Summary- paper 13:
Gene dosage screens in yeast reveal core signalling pathways controlling heat adaptation
Cosimo Jann, Andreas Johansson, Justin D. Smith, Leopold Parts, Lars M. Steinmetz
- Heat shock induces significant transcriptional and transational changes in yeast and higher organisms but bulk of heat-induced changes seem dispensable.
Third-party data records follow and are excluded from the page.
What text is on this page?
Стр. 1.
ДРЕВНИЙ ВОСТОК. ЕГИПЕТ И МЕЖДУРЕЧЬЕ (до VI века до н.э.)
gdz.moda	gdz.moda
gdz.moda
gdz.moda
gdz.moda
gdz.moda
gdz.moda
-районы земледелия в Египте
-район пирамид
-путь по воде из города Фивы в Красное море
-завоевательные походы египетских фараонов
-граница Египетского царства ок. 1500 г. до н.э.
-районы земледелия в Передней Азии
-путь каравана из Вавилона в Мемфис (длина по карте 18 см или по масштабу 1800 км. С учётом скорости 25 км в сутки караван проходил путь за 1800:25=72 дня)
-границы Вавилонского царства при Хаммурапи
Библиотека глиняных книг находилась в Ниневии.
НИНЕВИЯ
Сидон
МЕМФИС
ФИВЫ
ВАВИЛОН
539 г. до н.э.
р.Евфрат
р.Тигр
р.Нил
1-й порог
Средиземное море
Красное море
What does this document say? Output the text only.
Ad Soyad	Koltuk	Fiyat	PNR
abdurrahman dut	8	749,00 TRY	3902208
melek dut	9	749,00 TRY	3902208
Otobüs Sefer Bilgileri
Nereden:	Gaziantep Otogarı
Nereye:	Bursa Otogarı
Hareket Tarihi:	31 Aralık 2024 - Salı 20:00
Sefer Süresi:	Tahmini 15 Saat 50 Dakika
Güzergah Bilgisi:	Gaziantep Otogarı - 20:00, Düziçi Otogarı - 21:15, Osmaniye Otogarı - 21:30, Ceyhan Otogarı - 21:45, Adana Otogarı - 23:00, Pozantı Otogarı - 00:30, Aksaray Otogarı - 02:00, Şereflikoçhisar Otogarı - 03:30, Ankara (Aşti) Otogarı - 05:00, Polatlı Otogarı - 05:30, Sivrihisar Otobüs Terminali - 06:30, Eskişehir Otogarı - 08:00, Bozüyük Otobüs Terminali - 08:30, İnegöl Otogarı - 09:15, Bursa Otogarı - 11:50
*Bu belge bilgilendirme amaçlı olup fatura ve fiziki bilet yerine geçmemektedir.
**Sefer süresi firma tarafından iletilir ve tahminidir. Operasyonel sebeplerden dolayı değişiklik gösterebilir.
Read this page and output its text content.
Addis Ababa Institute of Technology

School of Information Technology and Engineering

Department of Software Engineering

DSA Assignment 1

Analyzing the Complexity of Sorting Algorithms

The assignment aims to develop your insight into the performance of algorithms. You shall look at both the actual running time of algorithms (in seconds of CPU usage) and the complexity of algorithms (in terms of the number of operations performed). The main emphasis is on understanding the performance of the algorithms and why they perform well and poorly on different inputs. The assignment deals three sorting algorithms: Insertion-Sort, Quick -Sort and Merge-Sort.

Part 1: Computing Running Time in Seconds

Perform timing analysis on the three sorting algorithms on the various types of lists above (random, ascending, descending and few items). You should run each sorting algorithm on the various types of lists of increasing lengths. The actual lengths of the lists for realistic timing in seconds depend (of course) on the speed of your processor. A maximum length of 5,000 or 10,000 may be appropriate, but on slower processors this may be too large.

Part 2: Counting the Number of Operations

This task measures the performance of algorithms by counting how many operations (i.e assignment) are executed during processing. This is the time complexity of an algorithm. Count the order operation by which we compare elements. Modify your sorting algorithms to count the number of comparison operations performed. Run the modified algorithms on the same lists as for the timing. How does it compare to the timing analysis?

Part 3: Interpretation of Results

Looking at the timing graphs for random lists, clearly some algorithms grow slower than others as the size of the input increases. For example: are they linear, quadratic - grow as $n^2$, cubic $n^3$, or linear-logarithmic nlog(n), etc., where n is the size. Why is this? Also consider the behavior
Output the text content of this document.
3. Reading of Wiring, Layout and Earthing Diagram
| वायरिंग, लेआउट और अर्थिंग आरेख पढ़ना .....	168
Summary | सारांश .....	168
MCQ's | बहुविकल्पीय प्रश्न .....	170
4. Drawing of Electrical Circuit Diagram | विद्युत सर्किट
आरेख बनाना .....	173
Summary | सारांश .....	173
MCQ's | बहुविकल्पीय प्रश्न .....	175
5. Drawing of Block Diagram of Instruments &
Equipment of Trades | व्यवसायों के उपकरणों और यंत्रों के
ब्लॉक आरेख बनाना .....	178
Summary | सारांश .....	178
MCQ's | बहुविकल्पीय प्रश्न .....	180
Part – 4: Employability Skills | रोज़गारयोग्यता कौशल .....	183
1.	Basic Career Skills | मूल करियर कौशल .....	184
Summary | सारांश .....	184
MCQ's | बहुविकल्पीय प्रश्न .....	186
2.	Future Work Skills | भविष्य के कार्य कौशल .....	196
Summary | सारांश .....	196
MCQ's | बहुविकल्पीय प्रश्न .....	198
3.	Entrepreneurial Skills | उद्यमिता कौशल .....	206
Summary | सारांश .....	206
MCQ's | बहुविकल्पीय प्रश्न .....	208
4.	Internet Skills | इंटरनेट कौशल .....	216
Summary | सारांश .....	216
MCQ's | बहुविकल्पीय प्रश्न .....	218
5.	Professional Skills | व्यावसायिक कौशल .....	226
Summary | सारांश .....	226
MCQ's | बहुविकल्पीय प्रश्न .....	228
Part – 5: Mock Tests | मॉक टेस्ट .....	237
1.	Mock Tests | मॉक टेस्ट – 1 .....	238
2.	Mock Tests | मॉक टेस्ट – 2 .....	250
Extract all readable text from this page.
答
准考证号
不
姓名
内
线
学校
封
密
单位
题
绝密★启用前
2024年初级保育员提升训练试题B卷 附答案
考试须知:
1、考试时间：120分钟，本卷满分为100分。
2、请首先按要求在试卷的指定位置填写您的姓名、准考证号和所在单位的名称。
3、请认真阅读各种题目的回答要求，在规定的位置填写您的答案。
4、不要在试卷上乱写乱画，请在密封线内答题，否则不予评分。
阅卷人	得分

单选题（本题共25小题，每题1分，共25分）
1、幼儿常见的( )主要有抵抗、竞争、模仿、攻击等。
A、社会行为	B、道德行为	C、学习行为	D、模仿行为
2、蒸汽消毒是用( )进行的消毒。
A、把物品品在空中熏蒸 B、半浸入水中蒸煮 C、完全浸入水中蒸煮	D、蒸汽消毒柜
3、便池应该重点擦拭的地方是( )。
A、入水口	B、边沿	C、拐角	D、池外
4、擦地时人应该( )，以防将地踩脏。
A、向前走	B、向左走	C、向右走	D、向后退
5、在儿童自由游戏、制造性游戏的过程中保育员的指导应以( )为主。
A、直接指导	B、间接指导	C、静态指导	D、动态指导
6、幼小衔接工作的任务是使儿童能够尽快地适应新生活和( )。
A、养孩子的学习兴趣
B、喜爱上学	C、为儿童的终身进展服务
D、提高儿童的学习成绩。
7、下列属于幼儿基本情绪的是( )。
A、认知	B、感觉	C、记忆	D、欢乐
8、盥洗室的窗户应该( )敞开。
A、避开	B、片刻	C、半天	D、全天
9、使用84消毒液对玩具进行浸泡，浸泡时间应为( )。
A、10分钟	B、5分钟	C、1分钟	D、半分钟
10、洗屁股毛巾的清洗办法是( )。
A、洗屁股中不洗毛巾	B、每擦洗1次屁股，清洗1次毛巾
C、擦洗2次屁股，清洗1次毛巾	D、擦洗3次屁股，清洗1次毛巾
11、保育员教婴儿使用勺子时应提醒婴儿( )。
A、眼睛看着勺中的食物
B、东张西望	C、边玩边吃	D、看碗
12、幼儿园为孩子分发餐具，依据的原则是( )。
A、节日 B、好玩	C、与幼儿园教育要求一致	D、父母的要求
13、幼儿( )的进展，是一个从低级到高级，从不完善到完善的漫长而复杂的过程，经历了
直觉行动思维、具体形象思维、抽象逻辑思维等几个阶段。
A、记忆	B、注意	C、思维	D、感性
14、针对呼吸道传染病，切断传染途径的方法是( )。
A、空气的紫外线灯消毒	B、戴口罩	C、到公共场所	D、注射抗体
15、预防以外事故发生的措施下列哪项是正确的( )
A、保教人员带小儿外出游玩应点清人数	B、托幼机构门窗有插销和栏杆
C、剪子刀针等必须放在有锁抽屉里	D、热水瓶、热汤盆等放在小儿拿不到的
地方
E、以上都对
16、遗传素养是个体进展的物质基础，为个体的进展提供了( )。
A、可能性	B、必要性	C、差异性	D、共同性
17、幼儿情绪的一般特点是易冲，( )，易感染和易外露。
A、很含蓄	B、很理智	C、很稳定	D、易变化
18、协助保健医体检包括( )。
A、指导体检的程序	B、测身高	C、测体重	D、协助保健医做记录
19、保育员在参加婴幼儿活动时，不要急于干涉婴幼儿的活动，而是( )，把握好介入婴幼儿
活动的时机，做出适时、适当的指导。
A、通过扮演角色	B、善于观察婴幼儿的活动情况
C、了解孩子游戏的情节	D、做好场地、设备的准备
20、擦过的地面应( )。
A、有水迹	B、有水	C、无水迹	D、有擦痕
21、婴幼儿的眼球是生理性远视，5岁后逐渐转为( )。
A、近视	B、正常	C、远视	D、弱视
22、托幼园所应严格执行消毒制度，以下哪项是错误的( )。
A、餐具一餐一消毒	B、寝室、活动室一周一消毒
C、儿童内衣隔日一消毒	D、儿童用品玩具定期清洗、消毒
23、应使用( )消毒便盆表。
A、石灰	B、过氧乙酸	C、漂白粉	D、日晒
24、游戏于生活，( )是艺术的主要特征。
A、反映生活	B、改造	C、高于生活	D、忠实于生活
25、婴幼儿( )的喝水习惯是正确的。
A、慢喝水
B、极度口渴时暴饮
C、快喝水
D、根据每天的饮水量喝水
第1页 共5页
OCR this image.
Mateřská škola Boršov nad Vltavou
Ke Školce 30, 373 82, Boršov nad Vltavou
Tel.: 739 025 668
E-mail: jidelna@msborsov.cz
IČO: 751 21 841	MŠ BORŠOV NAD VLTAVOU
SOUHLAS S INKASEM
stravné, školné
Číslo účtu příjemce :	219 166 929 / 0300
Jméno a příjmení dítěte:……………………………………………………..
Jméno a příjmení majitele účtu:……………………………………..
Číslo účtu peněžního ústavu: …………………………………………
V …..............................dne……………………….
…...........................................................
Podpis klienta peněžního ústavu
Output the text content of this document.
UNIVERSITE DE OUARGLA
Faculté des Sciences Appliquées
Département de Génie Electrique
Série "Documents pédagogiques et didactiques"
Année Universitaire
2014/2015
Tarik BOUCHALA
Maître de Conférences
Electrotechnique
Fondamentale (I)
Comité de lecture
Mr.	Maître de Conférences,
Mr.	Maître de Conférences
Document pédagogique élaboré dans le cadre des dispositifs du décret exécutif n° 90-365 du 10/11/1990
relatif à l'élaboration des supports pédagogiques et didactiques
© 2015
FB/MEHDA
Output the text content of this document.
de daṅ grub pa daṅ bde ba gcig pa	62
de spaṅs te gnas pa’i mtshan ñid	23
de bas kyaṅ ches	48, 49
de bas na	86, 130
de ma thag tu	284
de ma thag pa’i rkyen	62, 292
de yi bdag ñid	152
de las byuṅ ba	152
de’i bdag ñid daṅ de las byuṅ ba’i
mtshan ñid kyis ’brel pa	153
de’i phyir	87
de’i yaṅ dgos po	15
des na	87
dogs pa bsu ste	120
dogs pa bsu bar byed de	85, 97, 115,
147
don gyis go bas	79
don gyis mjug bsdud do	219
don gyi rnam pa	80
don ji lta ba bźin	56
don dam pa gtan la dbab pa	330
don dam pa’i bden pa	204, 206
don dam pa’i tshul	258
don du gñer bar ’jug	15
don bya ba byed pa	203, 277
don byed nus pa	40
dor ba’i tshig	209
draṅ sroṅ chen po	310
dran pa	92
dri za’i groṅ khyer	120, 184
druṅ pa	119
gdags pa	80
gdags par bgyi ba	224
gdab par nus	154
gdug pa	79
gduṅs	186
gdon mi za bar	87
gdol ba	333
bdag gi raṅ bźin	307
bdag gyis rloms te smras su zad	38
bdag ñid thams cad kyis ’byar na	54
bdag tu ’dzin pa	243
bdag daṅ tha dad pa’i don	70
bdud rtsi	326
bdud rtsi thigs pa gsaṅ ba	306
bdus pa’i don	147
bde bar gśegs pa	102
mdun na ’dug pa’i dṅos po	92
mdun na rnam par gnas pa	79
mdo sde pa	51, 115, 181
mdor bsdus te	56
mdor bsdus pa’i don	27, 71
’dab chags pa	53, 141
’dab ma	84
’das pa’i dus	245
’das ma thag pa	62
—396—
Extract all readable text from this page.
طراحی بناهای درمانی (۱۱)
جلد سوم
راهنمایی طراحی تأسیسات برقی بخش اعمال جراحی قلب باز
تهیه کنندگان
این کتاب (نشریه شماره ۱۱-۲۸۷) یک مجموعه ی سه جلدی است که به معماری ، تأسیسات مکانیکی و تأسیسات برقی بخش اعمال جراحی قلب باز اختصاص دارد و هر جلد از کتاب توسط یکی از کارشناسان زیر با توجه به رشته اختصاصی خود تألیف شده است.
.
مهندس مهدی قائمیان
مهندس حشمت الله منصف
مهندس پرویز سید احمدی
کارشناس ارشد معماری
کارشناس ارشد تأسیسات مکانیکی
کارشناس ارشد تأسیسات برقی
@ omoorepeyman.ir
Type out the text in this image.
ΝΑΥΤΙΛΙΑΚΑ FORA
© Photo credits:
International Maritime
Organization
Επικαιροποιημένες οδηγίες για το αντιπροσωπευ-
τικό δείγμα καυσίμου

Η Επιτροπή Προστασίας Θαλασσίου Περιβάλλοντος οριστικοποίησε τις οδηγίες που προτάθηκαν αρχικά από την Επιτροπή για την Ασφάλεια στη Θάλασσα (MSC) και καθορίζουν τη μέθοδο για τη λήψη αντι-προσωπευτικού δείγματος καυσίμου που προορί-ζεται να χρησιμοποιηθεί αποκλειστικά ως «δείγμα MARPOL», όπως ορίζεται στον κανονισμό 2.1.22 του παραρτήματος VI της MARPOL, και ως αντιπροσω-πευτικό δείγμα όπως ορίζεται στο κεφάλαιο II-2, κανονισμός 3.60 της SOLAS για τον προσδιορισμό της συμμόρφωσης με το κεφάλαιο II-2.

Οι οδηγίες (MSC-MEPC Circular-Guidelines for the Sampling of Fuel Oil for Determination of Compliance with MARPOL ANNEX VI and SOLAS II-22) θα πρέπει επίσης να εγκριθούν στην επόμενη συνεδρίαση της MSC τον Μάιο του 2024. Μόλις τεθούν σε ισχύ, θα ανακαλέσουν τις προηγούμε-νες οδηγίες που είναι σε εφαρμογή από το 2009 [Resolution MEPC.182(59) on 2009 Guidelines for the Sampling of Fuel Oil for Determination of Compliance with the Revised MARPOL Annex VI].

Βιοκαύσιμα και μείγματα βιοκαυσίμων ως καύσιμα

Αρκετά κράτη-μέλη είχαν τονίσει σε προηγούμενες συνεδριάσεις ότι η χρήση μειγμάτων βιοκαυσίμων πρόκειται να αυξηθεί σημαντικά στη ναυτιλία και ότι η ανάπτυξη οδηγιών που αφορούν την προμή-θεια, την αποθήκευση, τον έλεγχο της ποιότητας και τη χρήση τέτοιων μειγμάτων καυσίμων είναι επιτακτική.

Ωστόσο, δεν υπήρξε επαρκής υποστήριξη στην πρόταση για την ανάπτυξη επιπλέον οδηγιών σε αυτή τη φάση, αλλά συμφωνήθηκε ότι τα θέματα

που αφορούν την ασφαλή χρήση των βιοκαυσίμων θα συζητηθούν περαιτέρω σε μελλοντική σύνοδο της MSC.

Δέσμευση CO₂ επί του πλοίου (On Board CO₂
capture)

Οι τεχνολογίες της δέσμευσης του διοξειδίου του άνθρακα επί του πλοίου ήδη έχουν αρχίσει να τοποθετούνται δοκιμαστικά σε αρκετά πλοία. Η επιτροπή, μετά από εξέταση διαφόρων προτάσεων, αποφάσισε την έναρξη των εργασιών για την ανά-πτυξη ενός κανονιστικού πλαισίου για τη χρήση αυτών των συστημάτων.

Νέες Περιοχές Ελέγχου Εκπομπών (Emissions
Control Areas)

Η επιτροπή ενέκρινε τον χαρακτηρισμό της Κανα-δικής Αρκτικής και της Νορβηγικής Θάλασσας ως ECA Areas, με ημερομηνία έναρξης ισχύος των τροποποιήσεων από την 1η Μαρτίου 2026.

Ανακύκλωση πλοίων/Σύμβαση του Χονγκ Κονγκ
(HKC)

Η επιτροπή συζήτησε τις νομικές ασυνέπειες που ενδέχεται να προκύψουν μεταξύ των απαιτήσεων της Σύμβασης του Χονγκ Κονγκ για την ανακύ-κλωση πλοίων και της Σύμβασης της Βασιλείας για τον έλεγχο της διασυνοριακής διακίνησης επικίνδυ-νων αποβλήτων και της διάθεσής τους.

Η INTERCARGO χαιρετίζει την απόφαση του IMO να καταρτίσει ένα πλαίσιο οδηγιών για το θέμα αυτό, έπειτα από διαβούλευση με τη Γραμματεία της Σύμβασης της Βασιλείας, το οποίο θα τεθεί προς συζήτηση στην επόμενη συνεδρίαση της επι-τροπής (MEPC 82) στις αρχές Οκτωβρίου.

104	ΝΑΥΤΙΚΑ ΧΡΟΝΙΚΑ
What mechanisms are essential for cell survival?
Inducible CRISPRi/a systems using a catalytically inactive Cas9 nuclease fused to transcriptional repression or activation domains to modulate levels of 129 protein kinases and 161 transcription factors in yeast (6 sgRNAs/gene), to screen for effects on cellular fitness at temperatures 23°C, 30°C and 38°C.
Employed the Streptococcus pyogenes Cas9 fused to the human Mxi1 repressor which both evolved to operate around 37°C. Tet-inducible dCas9-MxiI and dCas9-nGal4-VP64 plasmids (AddGene #73796 and #71128).
Chemically synthesized gRNA oligonucleotide libraries (CustomArray, Inc. (GenScript)) amplified by PCR and integrated into pRS416 dCas9-Mxi1 plasmid via Gibson Assembly with 30bp homology regions, or ligation with T4 DNA Ligase. - R code for screen analysis on Github
Validate repression/ activation from anhydrotetracycline (ATc)-inducible gRNA agaisnt Hsf1 transcription factor and monitor effect on growth rate. Quantify Hsf1 function with a truncated promoter of the SSA1 HSP70 gene driving GFP reporter, and FACS to monitor inheritibility.
CRISPRi efficiency depends on the GC content and secondary structure of gRNAs. The optimal range forgRNA target locus is between TSS-150 to TSS+25 nucleotides, with minor variation between target strands. Effective repression observed in CRISPRi strains over time and all temperatures.
Multiple pathways (HSR, HOG, UPR, cell cycle) controlling HSR activity that affect chaperone stability and expression levels needed for thermotolerance.